When Do Bedbugs Feed?
- Bedbugs prefer to feed at night. They most often come out in the early morning, a few hours before the sun comes up. By that time, you'll have been busy luring them in for a few hours by giving off body heat and carbon dioxide. You're also in a deep enough sleep that you'll be undisturbed by their feeding routines. If you skip the bed at night in hopes of starving them out, they'll just follow you to the couch, the spare bedroom or a piece of furniture next to the floor space where you crash for the night.
- Bedbugs can survive for nearly a year in a dormant state. If you haven't been near their usual night-feeding spot because you haven't been sleeping at home, they'll wait you out for a while. If you spend time during the day at home, eventually hungry bedbugs will detect your presence through your breath and body heat and seek you out during the day.

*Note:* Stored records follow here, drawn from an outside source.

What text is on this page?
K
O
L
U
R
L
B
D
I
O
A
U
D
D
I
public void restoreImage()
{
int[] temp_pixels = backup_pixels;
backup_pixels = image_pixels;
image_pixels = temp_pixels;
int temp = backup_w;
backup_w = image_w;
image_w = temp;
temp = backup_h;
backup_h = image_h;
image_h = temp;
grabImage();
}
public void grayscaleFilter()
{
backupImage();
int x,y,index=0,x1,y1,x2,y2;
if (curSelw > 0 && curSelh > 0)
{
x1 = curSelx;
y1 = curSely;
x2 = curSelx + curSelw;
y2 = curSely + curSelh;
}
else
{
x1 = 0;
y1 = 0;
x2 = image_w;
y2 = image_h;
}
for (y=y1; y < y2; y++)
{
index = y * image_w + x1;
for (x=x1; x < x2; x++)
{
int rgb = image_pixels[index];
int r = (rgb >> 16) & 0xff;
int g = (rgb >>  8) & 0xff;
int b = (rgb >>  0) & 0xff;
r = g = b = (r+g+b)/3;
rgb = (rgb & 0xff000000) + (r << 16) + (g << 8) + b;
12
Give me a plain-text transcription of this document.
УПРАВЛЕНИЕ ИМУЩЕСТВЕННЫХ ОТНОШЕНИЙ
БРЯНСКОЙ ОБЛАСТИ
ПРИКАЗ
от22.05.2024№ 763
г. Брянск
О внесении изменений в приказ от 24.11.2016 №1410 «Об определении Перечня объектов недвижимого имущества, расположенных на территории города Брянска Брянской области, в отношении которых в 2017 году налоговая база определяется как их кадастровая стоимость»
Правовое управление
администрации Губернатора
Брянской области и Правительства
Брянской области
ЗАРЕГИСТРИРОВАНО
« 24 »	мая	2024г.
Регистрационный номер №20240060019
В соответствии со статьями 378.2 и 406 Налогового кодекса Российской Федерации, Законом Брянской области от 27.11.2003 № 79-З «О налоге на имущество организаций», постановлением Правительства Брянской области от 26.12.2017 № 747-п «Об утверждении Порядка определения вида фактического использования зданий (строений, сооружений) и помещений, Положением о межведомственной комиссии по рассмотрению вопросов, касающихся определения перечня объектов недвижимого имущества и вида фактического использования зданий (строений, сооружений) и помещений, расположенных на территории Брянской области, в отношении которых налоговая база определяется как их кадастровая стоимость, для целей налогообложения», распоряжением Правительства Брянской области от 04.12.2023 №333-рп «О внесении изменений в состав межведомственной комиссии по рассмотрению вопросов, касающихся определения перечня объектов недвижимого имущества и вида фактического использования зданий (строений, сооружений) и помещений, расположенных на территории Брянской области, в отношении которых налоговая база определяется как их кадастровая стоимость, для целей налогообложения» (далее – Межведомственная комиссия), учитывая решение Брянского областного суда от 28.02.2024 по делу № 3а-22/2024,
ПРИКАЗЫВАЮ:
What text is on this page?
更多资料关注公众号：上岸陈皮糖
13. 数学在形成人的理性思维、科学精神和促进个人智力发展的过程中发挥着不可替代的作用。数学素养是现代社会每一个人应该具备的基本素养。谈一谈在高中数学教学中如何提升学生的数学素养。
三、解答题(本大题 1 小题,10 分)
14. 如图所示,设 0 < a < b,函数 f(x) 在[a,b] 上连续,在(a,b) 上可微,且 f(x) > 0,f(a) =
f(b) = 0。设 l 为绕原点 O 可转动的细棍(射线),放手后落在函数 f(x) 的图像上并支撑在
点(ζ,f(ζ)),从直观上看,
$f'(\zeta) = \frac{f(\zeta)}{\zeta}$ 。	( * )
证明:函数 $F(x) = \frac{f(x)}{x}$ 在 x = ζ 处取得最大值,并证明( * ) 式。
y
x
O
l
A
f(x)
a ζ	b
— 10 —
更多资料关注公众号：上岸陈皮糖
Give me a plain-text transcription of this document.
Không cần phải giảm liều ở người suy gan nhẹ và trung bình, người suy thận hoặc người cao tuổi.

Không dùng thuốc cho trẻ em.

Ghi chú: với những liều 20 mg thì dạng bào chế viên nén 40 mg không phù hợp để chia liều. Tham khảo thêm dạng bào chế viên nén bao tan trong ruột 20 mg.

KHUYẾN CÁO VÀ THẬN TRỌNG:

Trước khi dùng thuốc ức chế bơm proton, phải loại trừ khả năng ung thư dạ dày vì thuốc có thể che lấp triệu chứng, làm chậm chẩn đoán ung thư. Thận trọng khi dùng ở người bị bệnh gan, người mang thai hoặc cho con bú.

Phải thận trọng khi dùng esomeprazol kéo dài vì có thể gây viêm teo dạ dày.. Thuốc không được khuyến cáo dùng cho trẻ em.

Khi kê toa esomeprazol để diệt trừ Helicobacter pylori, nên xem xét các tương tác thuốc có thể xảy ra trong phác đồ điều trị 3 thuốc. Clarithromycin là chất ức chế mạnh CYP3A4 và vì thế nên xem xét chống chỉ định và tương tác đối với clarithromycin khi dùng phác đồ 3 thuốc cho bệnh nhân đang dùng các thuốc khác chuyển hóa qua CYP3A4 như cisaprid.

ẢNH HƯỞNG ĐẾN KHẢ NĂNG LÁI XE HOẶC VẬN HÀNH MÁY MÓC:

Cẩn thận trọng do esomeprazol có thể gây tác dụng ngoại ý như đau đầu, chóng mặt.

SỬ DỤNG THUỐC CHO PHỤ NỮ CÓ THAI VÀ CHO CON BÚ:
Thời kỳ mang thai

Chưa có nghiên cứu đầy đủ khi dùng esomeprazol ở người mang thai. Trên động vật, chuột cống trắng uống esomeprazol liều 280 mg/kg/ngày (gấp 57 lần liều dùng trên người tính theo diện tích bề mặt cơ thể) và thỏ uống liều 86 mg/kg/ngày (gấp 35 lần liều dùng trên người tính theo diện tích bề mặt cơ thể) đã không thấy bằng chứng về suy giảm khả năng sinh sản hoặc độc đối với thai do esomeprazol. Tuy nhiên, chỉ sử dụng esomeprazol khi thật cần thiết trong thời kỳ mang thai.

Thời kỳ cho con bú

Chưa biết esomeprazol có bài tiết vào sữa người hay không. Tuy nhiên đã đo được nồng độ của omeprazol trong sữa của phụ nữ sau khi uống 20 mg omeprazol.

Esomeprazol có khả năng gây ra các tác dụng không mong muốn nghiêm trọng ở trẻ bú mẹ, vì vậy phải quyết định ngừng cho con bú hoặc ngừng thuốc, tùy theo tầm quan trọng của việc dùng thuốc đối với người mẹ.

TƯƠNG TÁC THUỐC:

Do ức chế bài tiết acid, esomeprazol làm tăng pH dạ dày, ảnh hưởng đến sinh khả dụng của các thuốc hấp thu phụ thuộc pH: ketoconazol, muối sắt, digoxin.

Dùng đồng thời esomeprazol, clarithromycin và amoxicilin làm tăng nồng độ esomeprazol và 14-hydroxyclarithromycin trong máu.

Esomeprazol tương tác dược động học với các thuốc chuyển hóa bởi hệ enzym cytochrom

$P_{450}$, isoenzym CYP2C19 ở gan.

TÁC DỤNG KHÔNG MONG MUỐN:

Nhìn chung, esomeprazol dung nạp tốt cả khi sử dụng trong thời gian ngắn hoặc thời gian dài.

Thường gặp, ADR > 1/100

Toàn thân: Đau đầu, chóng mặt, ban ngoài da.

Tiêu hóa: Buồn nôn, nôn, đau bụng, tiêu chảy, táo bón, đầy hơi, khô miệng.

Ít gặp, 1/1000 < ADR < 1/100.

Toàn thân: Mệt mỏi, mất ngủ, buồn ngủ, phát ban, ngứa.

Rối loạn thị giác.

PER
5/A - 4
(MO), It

- It may seem like bedbugs are eating you alive, but in reality, each bug only feeds about every five to 10 days. As they grow from nymphs into adults, they molt, or shed their skins, five times, according to entomologist Janet J. Knodel and colleagues from North Dakota State University. They must consume a large meal of your blood before each molting session. It takes a bedbug three to 10 minutes to feed. Sometimes the bugs only bite a single time, but most of the time they make a cluster of two to four bites at each feeding.
- Bedbugs don't really care what part of the body they get a meal from. They typically bite the legs and arms because those are the most commonly exposed areas of skin, but they'll bite any skin area they can get to, including your face and neck. If you cover yourself up from head to toe, it may slow down a bedbug, but eventually the bug will find a crack or crevice and gain access to your warm skin.